I mean, where is one to look? To history and great events that overshadow, it can seem, individuals? To individuals, who, do you know what I mean, Bill, seem to me finally to be why the great events are great? So when B reads from her letter, “this language in which I no longer have any faith . . . in which I no longer want to express myself,”—this when she is getting recognition for her work, the recognition that led her on tour so that she missed his letter about the review—this difficulty of a single Jew and a single non-Jew with poetry, language, and love is not only after the Holocaust, it is personal to each of them and shared between these lovers, and is not less for that than After Auschwitz, How? and Why?

C tells her not to write to him again.

Han Peter Cloor (director of let us find the words), Detlfe Gericke-Schönhagen (director of the Goethe-Institut Boston), Dominique Frot (Ingeborg Bachmann), Alexander Muheim (Paul Celan), Guy Ben-Aharon (Co-Founder of German Stage), Annette Klein (Program Coordinator at the Goethe-Institut Boston). Photo: Maria Mathias/Goethe-Institut Boston

She has one last letter to read. She walks towards his end (now at the screen). The cardboard boxes and the chairs and low tables are almost a solid mass. She is so thin, Bill, so frail and with her heels it is no wonder her navigation is uncertain. She is angry and lets him know that she, too, is a poet.

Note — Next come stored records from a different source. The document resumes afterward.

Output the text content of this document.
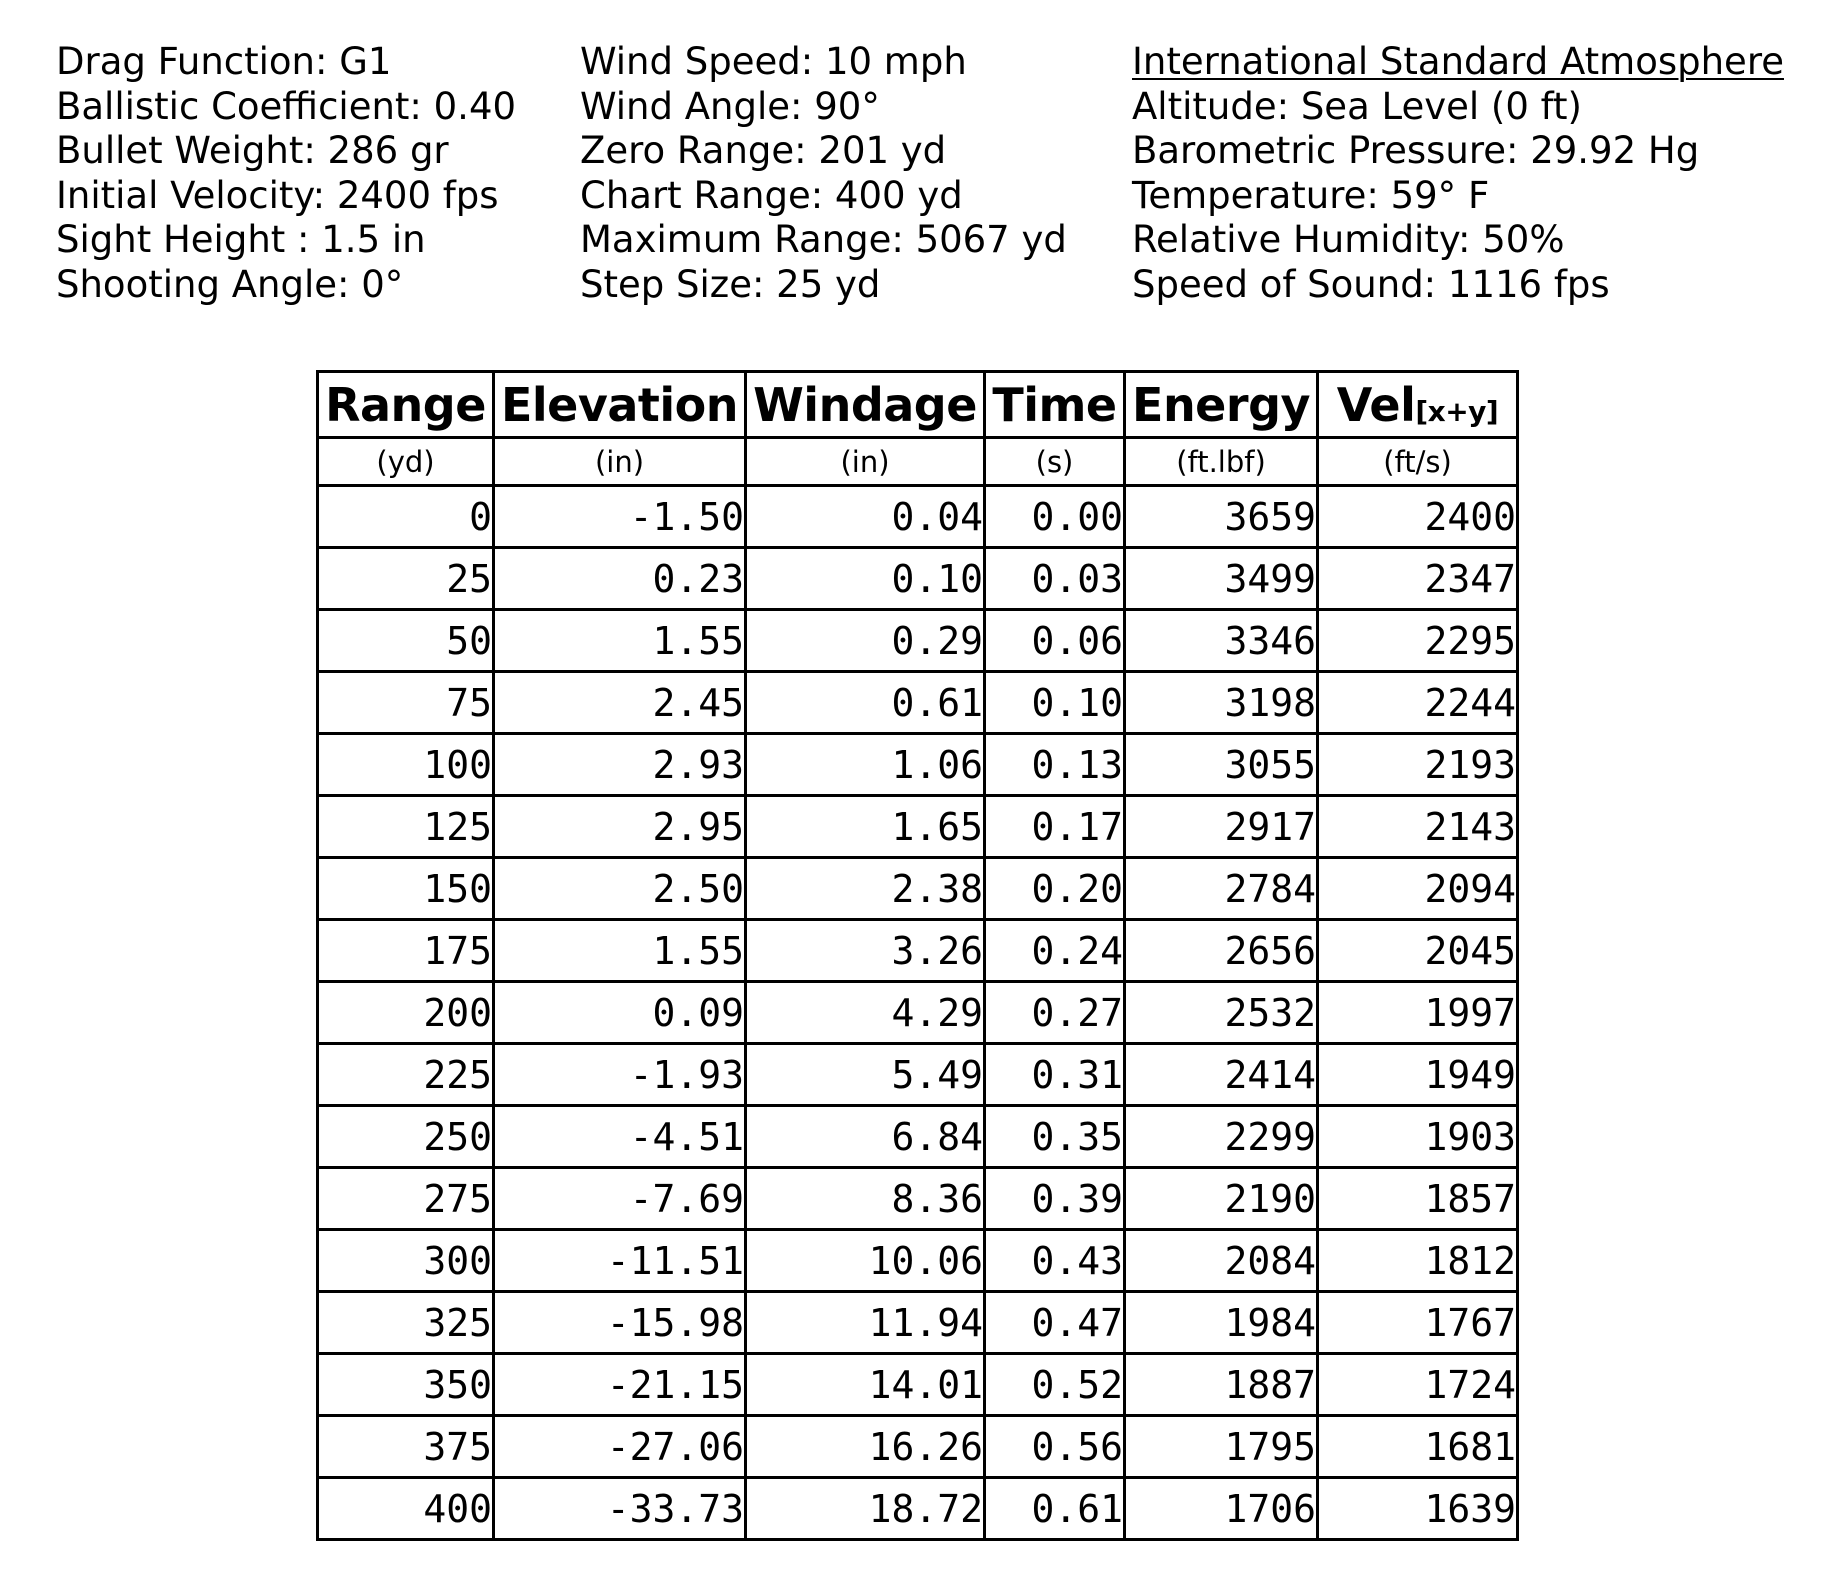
Drag Function: G1
Ballistic Coefficient: 0.40
Bullet Weight: 286 gr
Initial Velocity: 2400 fps
Sight Height : 1.5 in
Shooting Angle: 0°
Wind Speed: 10 mph
Wind Angle: 90°
Zero Range: 201 yd
Chart Range: 400 yd
Maximum Range: 5067 yd
Step Size: 25 yd
International Standard Atmosphere
Altitude: Sea Level (0 ft)
Barometric Pressure: 29.92 Hg
Temperature: 59° F
Relative Humidity: 50%
Speed of Sound: 1116 fps
Range	Elevation	Windage	Time	Energy	Vel[x+y]
(yd)	(in)	(in)	(s)	(ft.lbf)	(ft/s)
0	-1.50	0.04	0.00	3659	2400
25	0.23	0.10	0.03	3499	2347
50	1.55	0.29	0.06	3346	2295
75	2.45	0.61	0.10	3198	2244
100	2.93	1.06	0.13	3055	2193
125	2.95	1.65	0.17	2917	2143
150	2.50	2.38	0.20	2784	2094
175	1.55	3.26	0.24	2656	2045
200	0.09	4.29	0.27	2532	1997
225	-1.93	5.49	0.31	2414	1949
250	-4.51	6.84	0.35	2299	1903
275	-7.69	8.36	0.39	2190	1857
300	-11.51	10.06	0.43	2084	1812
325	-15.98	11.94	0.47	1984	1767
350	-21.15	14.01	0.52	1887	1724
375	-27.06	16.26	0.56	1795	1681
400	-33.73	18.72	0.61	1706	1639
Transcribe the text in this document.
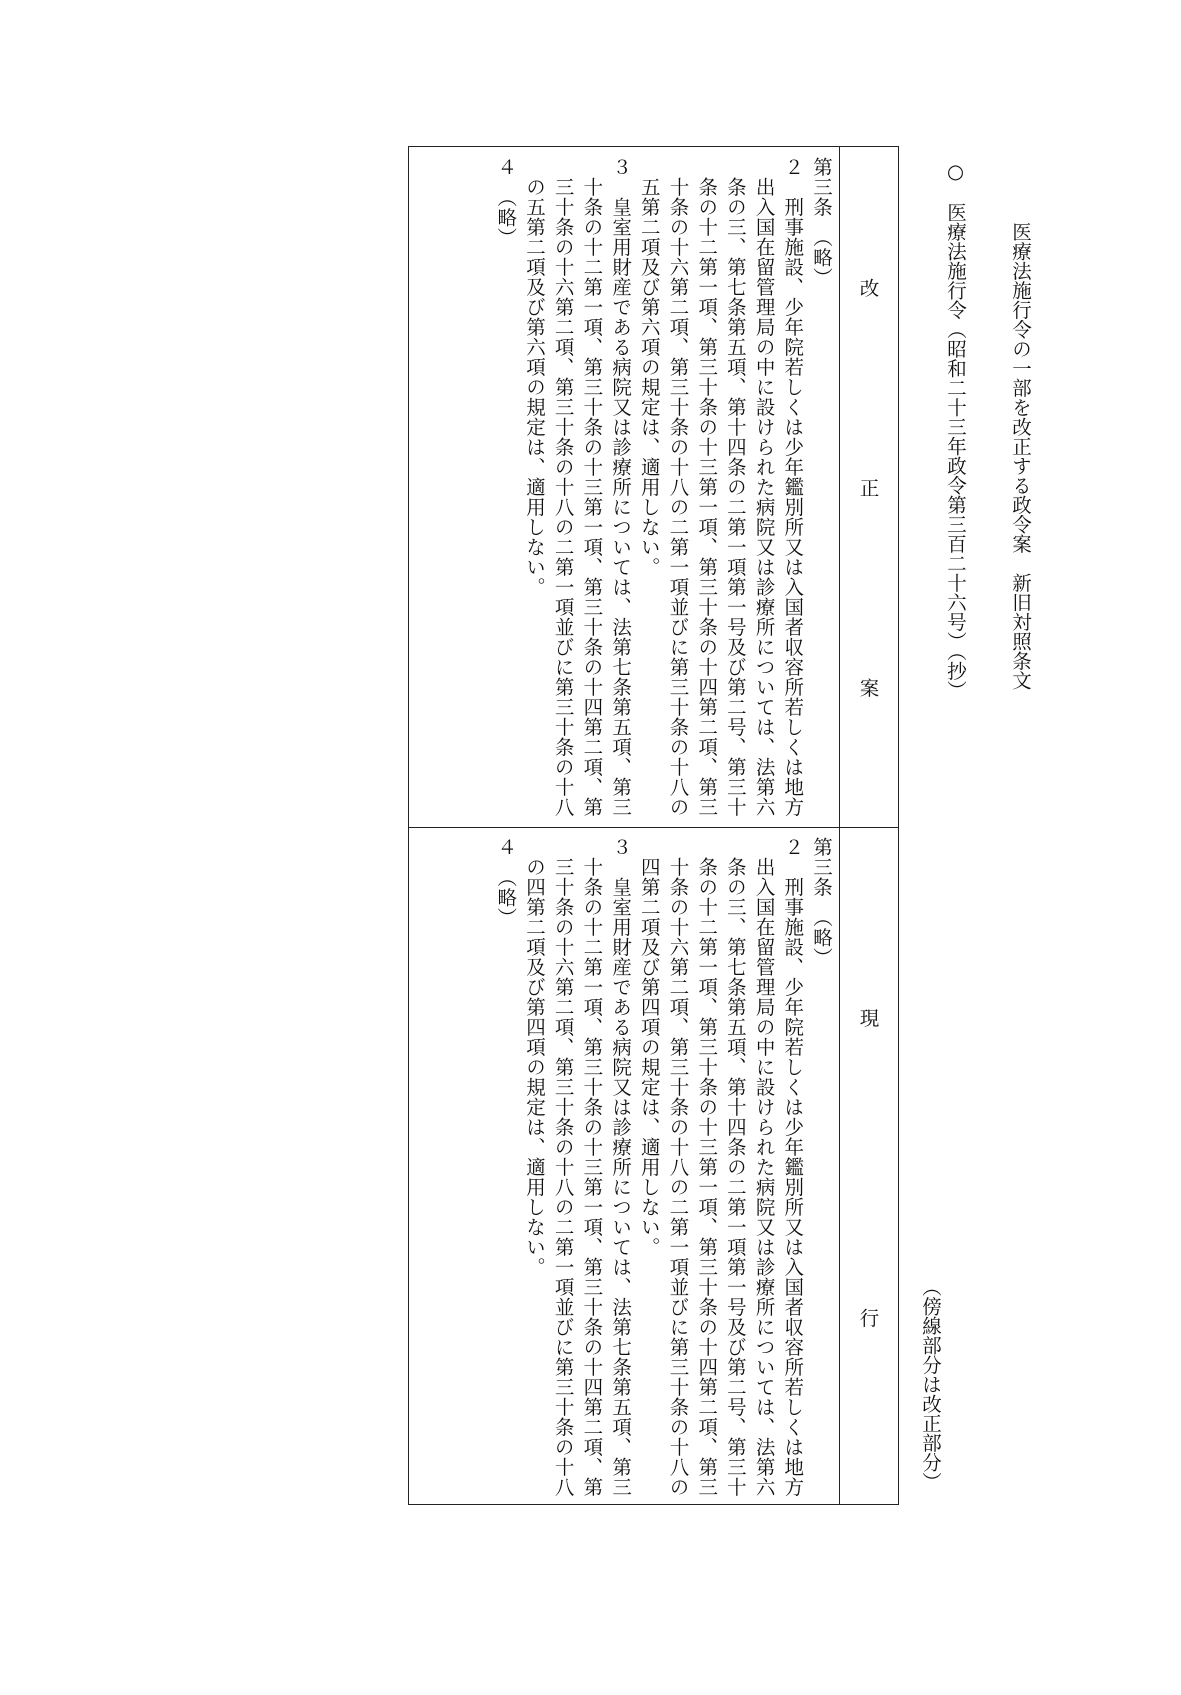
医療法施行令の一部を改正する政令案　新旧対照条文
○　医療法施行令（昭和二十三年政令第三百二十六号）（抄）
（傍線部分は改正部分）
改
正
案
現
行

第三条　（略）

２　刑事施設、少年院若しくは少年鑑別所又は入国者収容所若しくは地方出入国在留管理局の中に設けられた病院又は診療所については、法第六条の三、第七条第五項、第十四条の二第一項第一号及び第二号、第三十条の十二第一項、第三十条の十三第一項、第三十条の十四第二項、第三十条の十六第二項、第三十条の十八の二第一項並びに第三十条の十八の五第二項及び第六項の規定は、適用しない。

３　皇室用財産である病院又は診療所については、法第七条第五項、第三十条の十二第一項、第三十条の十三第一項、第三十条の十四第二項、第三十条の十六第二項、第三十条の十八の二第一項並びに第三十条の十八の五第二項及び第六項の規定は、適用しない。

４　（略）

第三条　（略）

２　刑事施設、少年院若しくは少年鑑別所又は入国者収容所若しくは地方出入国在留管理局の中に設けられた病院又は診療所については、法第六条の三、第七条第五項、第十四条の二第一項第一号及び第二号、第三十条の十二第一項、第三十条の十三第一項、第三十条の十四第二項、第三十条の十六第二項、第三十条の十八の二第一項並びに第三十条の十八の四第二項及び第四項の規定は、適用しない。

３　皇室用財産である病院又は診療所については、法第七条第五項、第三十条の十二第一項、第三十条の十三第一項、第三十条の十四第二項、第三十条の十六第二項、第三十条の十八の二第一項並びに第三十条の十八の四第二項及び第四項の規定は、適用しない。

４　（略）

She tells him, too, but when I looked, I couldn’t find him, she tells him, too, “you want to be the victim, but it is incumbent on you not to be.”

Here, without imposing on the lives of the poets, the artistry in his having left the stage is almost his part in a pas de deux; her part is coming towards where he had been as she tells him not to vanish. She finished her letter, and it was over. Lights Down.

Then, the silence that the best art can create. Then long applause, drinks and food, and talk. Everyone from the Institut was lovely and, it was clear, as moved by the performance as the rest were. Autographs for me from Alexander Muheim and Dominique Frot.

Thank you Bill for the assignment. Wish you could have seen it. Because you didn’t, I tried to re-view it for you and bring you along.

Marcia


Marcia Karp has poems and translations in Free Inquiry, Oxford Magazine, The Times Literary Supplement, The Warwick Review, Ploughshares, Harvard Review, Agenda, Literary Imagination, Seneca Review, The Guardian, The Republic of Letters, and Partisan Review. Her work is included in these anthologies: Penguin Books’ Catullus in English and Petrarch in English; Joining Music with Reason: 34 Poets, British and American, Oxford 2004-2009 (Waywiser); and The Word Exchange: Anglo-Saxon Poems in Translation (Norton).